Intellectual Property is everywhere and nowhere. While sometimes you might be able to see it and hold it, sometimes you can only hear it or observe it in operation.
The whole reason why intellectual property needs to be treated as a separate class of assets to which a unique set of rules apply is because it is “intangible” by its very nature. You may own a precious work of art but that does not necessarily mean you have the right to sell copies of it. Why? Because ownership of the physical asset does not automatically give you exclusive rights to the intellectual property. You can use your computer or smartphone for work or leisure but you don’t own the copyright in the software programs that make it work.
More often than not, we don’t think, or even care, about the intellectual property that makes all these things happen but it does mean that you have to be very careful when valuing intellectual property assets. In fact HMRC has a separate “intangible assets” regime because of the complexity of this area of law and the need to treat intellectual property assets differently to physical assets.
In the case of Morgan Lloyd Trustees Ltd and others v Revenue and Customs Commissioners, the Tax Chamber of the First-tier Tribunal held that the Trustees had failed in their duty of care when accepting without challenge third party valuations of trading names and software used within the businesses to which pension schemes were related. The case related to self‑administered pension funds (and their financial advisers) and the tax charges to be imposed when funds have been wrongfully transferred out.
It can be difficult to value intangible assets given that their value often depends on the use to which they are put. Take a trade mark such as Nike or Coca Cola; using these marks respectively for sporting goods and beverages adds value to the products which allows the brand owners to charge more.
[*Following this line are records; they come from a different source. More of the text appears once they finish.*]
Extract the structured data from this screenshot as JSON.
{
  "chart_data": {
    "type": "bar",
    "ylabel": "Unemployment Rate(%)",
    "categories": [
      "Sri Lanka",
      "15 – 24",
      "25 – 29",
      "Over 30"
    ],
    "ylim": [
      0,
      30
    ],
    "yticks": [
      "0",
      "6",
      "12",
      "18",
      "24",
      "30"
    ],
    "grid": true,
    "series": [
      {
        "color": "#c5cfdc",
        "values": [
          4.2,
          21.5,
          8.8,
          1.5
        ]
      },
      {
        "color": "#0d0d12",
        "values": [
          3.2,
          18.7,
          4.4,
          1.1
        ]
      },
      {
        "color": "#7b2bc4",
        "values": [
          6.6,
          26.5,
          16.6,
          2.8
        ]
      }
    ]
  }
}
In cases such as these, given there is a ready consumer market for the products, the difference in price between non‑branded and branded goods can be readily assessed and a value ascribed to the trade marks.
However, in the Morgan case the intellectual property to be valued was the copyright in software used exclusively within the businesses with which the pensions were connected and the trade marks protecting the names of the businesses for which there was no real market outside the businesses using them.
There are a number of accepted methodologies to value intellectual property.
A starting point is often to look at an arms’ length transaction between reasonable parties (the hypothetical seller and the hypothetical buyer) to purchase the asset. This method can work well when there is a history of equivalent transactions. This is known as the “Market Approach“.
In a software context, it can sometimes help to look at the man hours it would take to recreate the software and value the IP based on the cost of reproducing it. This is the “Cost Approach“.
Depending on the asset, it may be possible to look at the income the asset would generate by considering royalty rates, market comparables based on commercially available alternatives and affordability. This is the “Income Approach“.
There is also the concept of a “springboard” valuation; i.e. what advantage does the intellectual property give a business over one without the IP such that the latter would gain a “springboard” to its valuation if it had the IP.
No matter which method is used, there is always a degree of subjectivity given that there are so many variables. Accordingly, there is always a discount to be applied. On the flip side, it is usual to consider if a “special purchaser” exists which could increase the valuation. Finally, it is usual to apply a “commercial reality” check to ensure that the valuation makes common sense.
In this case, a market approach was adopted and accepted by the Trustees/Administrators. However, the tribunal found that no one “stood back and considered realistically what the assets in question should be worth, preferring to apply accepted approaches and methodologies which assumed that a real market existed without asking whether the results were realistic“. It went on to find that “in these circumstances there was no real market for the IP assets at all and a costs rather than income approach would have been more appropriate.… we have to assume an open market [and] the very limited nature of that market suggests that the value of the IP assets is negligible.
Accordingly, the tribunal was not impressed that the trustees/administrators simply accepted third party valuations without in any way subjecting them to scrutiny or challenge. It could have been reasonable to rely on valuers if the trustees/administrators had ‘undertaken some steps to ensure that those on whom they relied had relevant expertise’ so as ‘to fulfil their role as trustee of the pension fund and to at least apply basic commercial acumen to test the valuations’
As a result the valuations the relevant loans were not secured by a charge of adequate value and therefore the payments made from the pension funds were unauthorised.
First, the benefit of a well‑managed portfolio of IP assets cannot be overstated. The case highlights that IP assets can, like physical assets, stand as collateral against loans and so offer businesses a way of raising (more) funds than might otherwise be available.
However, the valuation of the IP assets needs to be robust and capable of standing up to scrutiny in an open market. Get it wrong and there can be serious consequences.